What is the NTCAT? Enabling legislation will create the Tribunal, contain the membership provisions and set out the Tribunal’s generic functions and powers. It will also establish the independence of the Tribunal by prescribing that neither the Tribunal or its members is subject to the direction and control of the Minister.
What is the NTCAT? The Tribunal will be led by a President (who is likely to be a Magistrate), supported by one or more Deputy Presidents (who can be a Magistrate or a legal practitioner eligible for appointment as a Magistrate) and Ordinary Members (who can be legal practitioners of not less than 5 years standing or individuals with suitable knowledge or experience).
What is the NTCAT? The focus of the Tribunal will be on resolving disputes, reviewing decisions of agencies, statutory office holders and statutory bodies and conducting disciplinary proceedings for a range of professions, vocations and occupations.
Benefits This Tribunal will provide a single, easy to find, easy to use, non-judicial body, for fair and independent resolution of disputes relating to administrative decisions. Government has also indicated an intention for the Small Claims jurisdiction of the Local Court to be transferred to the Tribunal.
Benefits Its establishment will enable the consolidation of a range of existing tribunals and removes the present duplication of resources and inconsistencies at a governance and legislative level. This will lead to a more efficient, fairer and faster system of dispute resolution for the community.
Process Establishing the Tribunal requires the introduction of separate Bills, the first being the enabling legislation, which will set out the structure, membership, and other provisions that are required to facilitate the establishment of the Tribunal.
Process This enabling legislation will not however confer any jurisdiction on the Tribunal.

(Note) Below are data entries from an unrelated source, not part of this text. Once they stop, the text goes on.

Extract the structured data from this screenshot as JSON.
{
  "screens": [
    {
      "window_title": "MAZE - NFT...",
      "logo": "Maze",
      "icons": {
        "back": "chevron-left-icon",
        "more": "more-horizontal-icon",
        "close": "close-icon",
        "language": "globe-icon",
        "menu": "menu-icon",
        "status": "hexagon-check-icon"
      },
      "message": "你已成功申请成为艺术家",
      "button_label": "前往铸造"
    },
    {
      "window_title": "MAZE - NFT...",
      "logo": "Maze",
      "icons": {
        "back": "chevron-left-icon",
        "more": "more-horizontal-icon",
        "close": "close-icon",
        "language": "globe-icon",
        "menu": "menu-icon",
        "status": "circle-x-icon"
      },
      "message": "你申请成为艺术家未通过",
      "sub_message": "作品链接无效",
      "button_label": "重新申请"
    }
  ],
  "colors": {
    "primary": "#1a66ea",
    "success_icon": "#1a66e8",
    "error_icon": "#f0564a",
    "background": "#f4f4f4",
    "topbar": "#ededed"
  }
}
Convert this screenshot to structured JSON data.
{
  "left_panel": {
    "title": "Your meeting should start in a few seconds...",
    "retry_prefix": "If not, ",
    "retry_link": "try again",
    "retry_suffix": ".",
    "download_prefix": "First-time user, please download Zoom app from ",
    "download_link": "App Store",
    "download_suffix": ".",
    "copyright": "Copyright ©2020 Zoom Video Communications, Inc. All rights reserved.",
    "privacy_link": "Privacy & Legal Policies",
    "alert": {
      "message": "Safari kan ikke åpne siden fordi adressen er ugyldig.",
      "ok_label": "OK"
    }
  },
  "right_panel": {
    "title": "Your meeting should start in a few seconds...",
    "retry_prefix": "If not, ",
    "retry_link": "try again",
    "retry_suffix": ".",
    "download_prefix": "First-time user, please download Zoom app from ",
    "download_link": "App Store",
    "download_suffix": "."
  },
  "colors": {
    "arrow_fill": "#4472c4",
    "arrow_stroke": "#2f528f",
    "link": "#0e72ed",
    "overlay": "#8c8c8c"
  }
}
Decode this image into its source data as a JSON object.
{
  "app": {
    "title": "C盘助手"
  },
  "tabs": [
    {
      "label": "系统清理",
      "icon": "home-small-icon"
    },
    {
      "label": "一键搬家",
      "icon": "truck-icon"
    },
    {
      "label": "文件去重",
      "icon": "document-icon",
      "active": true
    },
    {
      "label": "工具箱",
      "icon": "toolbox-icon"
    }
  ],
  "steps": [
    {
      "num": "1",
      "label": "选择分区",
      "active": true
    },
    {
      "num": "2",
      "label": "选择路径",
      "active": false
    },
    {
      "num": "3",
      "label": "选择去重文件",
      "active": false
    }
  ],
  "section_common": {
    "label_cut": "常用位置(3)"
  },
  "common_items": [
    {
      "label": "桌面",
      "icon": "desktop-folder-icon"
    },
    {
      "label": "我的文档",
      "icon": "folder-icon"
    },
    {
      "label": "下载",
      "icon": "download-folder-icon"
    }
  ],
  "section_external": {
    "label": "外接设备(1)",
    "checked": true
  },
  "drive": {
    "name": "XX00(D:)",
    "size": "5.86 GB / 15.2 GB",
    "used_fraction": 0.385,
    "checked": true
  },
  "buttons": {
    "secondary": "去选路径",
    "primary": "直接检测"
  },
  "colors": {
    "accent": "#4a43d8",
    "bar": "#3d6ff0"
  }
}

Conferral of jurisdiction will be the subject of a series of separate Bills which will consequential amend other laws to authorize the Tribunal to exercise jurisdiction in specific matters.
Timing The enabling Bill establishing the Tribunal is likely to be introduced in the Legislative Assembly in the May Sittings for passage in June. Consequential amendment Bill(s) could be introduced in June to provide the Tribunal with its initial jurisdiction.
Timing If this were to occur, it is possible that the Tribunal would be established early in the new financial year.